Geçmişteki iktidarların Balkanlar'a sadece komşu ülke nazarıyla baktığını öne süren Varol, şunları kaydetti:
"Bunun yanında gerek geçmişte gerekse de iktidarı döneminde devletin tüm imkanlarını seferber ederek, kamu diplomasi kuruluşlarıyla bu coğrafyada sürekli icraat yapan ve bizim de birçoğunu yerlerinde gördüğümüz binlerce proje, restorasyon ve yardımlar ile gerek Balkanlar'daki soydaş ve akrabalarımızı gerekse de ülkemizdeki yaşayan milyonlarca hemşehrilerimizin gönlünde taht kuran mazlumların, mağdurların umut kapısı Cumhurbaşkanımıza yürekten teşekkürü borç biliyoruz."
Sultangazi Belediye Başkanı Cahit Altunay da Balkanlar'da yürüttükleri çalışmaları aktararak, "Türkiye hayranı Balkanlar'daki kardeşlerimize, TİKA ile Kızılay ile dernek başkanlarımızla el uzatıp köprü kurduk.
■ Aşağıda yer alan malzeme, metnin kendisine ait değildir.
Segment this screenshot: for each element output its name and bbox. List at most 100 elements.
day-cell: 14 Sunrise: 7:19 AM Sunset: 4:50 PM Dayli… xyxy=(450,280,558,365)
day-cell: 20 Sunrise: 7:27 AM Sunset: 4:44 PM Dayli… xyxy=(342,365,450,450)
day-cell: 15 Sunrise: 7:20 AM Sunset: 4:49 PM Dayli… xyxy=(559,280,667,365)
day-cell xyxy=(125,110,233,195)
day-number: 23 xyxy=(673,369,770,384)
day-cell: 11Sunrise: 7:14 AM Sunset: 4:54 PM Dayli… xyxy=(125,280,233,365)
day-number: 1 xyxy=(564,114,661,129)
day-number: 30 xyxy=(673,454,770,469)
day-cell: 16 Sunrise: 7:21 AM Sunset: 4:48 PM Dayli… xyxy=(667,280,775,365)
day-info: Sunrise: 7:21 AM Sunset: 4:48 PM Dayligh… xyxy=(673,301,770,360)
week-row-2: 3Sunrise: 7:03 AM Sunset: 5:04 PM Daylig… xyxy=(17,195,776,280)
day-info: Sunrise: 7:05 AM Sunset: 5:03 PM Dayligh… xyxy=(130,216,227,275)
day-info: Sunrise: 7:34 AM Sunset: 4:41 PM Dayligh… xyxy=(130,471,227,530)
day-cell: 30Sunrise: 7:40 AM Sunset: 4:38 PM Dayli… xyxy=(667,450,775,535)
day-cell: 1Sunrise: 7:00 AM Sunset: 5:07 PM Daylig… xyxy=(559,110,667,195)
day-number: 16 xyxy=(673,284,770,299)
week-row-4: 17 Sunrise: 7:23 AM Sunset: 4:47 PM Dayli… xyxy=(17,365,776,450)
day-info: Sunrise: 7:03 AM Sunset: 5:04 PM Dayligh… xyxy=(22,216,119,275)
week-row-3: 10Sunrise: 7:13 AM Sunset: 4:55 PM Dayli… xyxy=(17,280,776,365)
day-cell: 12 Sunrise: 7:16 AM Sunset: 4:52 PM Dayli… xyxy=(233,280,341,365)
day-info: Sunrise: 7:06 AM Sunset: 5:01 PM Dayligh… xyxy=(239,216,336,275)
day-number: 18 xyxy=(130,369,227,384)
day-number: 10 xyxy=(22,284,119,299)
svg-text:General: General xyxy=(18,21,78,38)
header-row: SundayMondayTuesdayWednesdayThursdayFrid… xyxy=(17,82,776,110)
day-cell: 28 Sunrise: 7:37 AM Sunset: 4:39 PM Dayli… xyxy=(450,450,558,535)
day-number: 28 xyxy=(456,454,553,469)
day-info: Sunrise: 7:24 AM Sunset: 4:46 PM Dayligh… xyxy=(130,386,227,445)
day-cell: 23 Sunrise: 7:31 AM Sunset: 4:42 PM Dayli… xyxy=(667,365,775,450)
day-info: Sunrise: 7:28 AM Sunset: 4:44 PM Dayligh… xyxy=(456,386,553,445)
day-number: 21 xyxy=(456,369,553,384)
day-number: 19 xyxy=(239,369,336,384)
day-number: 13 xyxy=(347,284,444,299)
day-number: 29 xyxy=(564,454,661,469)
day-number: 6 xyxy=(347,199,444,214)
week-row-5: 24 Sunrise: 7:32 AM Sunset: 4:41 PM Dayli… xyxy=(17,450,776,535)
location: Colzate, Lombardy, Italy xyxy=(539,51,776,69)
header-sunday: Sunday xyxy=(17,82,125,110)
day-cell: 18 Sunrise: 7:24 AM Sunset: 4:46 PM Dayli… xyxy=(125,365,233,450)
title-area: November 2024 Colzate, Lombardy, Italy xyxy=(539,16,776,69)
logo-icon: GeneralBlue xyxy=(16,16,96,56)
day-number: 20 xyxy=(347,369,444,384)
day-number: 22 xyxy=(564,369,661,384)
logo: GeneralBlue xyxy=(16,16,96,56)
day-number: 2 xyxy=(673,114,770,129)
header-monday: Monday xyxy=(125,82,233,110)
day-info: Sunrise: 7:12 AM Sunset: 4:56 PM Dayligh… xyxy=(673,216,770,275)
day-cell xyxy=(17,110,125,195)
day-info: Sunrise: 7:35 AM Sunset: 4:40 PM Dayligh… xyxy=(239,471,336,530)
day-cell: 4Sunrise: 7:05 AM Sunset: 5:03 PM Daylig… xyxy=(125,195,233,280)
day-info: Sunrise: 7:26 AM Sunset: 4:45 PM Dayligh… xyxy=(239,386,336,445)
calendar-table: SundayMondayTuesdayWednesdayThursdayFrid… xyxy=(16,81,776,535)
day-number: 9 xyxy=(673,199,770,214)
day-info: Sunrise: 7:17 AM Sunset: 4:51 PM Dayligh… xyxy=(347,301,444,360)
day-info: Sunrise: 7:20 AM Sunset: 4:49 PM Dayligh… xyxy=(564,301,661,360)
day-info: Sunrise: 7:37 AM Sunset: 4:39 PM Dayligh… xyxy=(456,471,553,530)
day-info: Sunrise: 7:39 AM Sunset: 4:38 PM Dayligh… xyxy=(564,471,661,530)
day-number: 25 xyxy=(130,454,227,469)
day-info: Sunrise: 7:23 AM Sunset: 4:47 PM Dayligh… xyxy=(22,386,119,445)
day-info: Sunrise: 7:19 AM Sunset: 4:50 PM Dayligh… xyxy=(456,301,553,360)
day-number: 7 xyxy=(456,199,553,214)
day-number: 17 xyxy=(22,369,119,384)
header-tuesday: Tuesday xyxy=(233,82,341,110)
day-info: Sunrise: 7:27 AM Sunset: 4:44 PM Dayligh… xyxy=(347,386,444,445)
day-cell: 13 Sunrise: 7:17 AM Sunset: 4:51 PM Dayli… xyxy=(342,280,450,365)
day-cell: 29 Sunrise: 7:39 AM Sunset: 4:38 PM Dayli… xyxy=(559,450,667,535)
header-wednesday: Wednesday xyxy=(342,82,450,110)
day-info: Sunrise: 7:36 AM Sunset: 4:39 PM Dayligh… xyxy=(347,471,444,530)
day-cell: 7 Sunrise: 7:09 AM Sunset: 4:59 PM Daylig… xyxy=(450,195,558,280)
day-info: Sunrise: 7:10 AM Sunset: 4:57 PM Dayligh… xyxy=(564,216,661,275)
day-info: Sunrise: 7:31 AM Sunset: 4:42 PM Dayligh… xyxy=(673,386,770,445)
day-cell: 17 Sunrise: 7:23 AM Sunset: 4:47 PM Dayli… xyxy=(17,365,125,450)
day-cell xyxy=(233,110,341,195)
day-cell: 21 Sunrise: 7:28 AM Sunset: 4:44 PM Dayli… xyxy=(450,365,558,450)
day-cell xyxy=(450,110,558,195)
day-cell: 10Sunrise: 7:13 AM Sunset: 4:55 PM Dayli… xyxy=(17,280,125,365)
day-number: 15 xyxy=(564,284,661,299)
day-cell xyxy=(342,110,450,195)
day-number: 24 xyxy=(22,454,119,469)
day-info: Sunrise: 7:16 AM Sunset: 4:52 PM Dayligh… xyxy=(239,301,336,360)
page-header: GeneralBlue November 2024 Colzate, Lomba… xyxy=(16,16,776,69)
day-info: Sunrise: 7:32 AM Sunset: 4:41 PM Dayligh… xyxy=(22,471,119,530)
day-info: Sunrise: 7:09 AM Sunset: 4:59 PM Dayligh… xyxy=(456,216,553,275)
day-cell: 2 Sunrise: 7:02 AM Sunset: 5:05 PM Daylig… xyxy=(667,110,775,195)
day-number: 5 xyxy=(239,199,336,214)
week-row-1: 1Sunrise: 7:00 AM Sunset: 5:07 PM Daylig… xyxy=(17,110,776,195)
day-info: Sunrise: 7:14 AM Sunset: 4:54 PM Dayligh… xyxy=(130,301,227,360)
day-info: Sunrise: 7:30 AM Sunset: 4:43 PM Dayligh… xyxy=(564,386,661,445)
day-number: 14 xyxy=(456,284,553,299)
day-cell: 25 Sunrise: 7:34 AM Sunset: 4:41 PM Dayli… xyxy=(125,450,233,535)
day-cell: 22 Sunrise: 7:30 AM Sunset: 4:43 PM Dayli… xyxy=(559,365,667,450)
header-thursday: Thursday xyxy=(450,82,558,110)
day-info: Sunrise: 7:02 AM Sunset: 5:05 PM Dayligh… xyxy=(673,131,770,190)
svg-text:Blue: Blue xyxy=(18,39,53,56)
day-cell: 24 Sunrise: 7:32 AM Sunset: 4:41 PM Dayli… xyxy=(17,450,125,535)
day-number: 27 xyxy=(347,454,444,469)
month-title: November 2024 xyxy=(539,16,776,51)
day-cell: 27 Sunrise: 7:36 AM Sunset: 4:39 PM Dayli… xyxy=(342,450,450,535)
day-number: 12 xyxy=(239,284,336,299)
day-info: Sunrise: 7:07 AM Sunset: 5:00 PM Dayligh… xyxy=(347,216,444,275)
Bursa'dan Üsküp'e, Adapazarı'ndan Kalkandere'ye, Sultangazi'den Ohri'ye her bölgeye el attık. Orada yapılan çalışmalar asla unutulmayacak. Onlar o bölgelerde eskisinden çok daha güçlüler. Bizim Avrupa ile aramızda adeta bir kalkan oldular. Rumelili kardeşlerimizle irtibatımızı asla kesmeyeceğiz." dedi.